Once the lts value exceeds the max-lease-misbalance percentage of total free state leases as described above, leases are moved to the remote server. This is done in two passes.
In the first pass, only leases whose most recent bound client would have been served by the remote server - according to the Load Balance Algorithm (see above split and hba configuration statements) - are given away to the peer. This first pass will happily continue to give away leases, decrementing the lts value by one for each, until the lts value has reached the negative of the total number of leases multiplied by the max-lease-ownership percentage. So it is through this value that you can permit a small misbalance of the lease pools - for the purpose of giving the peer more than a 50/50 share of leases in the hopes that their clients might some day return and be allocated by the peer (operating normally). This process is referred to as 'MAC Address Affinity', but this is somewhat misnamed: it applies equally to DHCP Client Identifier options. Note also that affinity is applied to leases when they enter the state be moved from free to backup if the secondary already has more than its share.
The second pass is only entered into if the first pass fails to reduce the lts underneath the total number of free state leases multiplied by the max-lease-ownership percentage. In this pass, the oldest leases are given over to the peer without second thought about the Load Balance Algorithm, and this continues until the lts falls under this value. In this way, the local server will also happily keep a small percentage of the leases that would normally load balance to itself.

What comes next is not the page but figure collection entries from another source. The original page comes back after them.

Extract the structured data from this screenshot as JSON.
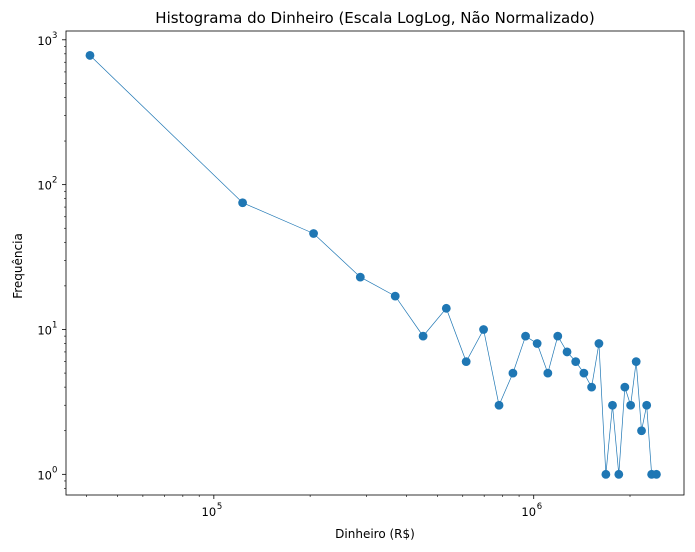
{
  "chart_data": {
    "type": "line",
    "title": "Histograma do Dinheiro (Escala LogLog, Não Normalizado)",
    "xlabel": "Dinheiro (R$)",
    "ylabel": "Frequência",
    "xscale": "log",
    "yscale": "log",
    "xlim": [
      34500,
      2950000
    ],
    "ylim": [
      0.72,
      1150
    ],
    "x_ticks": [
      {
        "base": "10",
        "exp": "5",
        "value": 100000
      },
      {
        "base": "10",
        "exp": "6",
        "value": 1000000
      }
    ],
    "y_ticks": [
      {
        "base": "10",
        "exp": "0",
        "value": 1
      },
      {
        "base": "10",
        "exp": "1",
        "value": 10
      },
      {
        "base": "10",
        "exp": "2",
        "value": 100
      },
      {
        "base": "10",
        "exp": "3",
        "value": 1000
      }
    ],
    "grid": false,
    "color": "#1f77b4",
    "series": [
      {
        "name": "Frequência",
        "points": [
          [
            41000,
            780
          ],
          [
            123000,
            75
          ],
          [
            205000,
            46
          ],
          [
            287000,
            23
          ],
          [
            369000,
            17
          ],
          [
            451000,
            9
          ],
          [
            533000,
            14
          ],
          [
            615000,
            6
          ],
          [
            697000,
            10
          ],
          [
            779000,
            3
          ],
          [
            861000,
            5
          ],
          [
            943000,
            9
          ],
          [
            1025000,
            8
          ],
          [
            1107000,
            5
          ],
          [
            1189000,
            9
          ],
          [
            1271000,
            7
          ],
          [
            1353000,
            6
          ],
          [
            1435000,
            5
          ],
          [
            1517000,
            4
          ],
          [
            1599000,
            8
          ],
          [
            1681000,
            1
          ],
          [
            1763000,
            3
          ],
          [
            1845000,
            1
          ],
          [
            1927000,
            4
          ],
          [
            2009000,
            3
          ],
          [
            2091000,
            6
          ],
          [
            2173000,
            2
          ],
          [
            2255000,
            3
          ],
          [
            2337000,
            1
          ],
          [
            2419000,
            1
          ]
        ]
      }
    ]
  }
}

So, the max-lease-misbalance value acts as a behavioural gate. Smaller values will cause more leases to transition states to balance the pools over time, higher values will decrease the amount of change (but may lead to pool starvation if there's a run on leases).
The max-lease-ownership value permits a small (percentage) skew in the lease balance of a percentage of the total number of free state leases.
Finally, the min-balance and max-balance make certain that a scheduled rebalance event happens within a reasonable timeframe (not to be thrown off by, for example, a 7 year old free lease).
Plausible values for the percentages lie between 0 and 100, inclusive, but values over 50 are indistinguishable from one another (once lts exceeds 50% of the free state leases, one server must therefore have 100% of the leases in its respective free state). It is recommended to select a max-lease-ownership value that is lower than the value selected for the max-lease-misbalance value. max-lease-ownership defaults to 10, and max-lease-misbalance defaults to 15.
Plausible values for the min-balance and max-balance times also range from 0 to (2^32)-1 (or the limit of your local time_t value), but default to values 60 and 3600 respectively (to place balance events between 1 minute and 1 hour).
Another reason I am putting off supporting redundant Linux gateways and sticking with OpenBSD.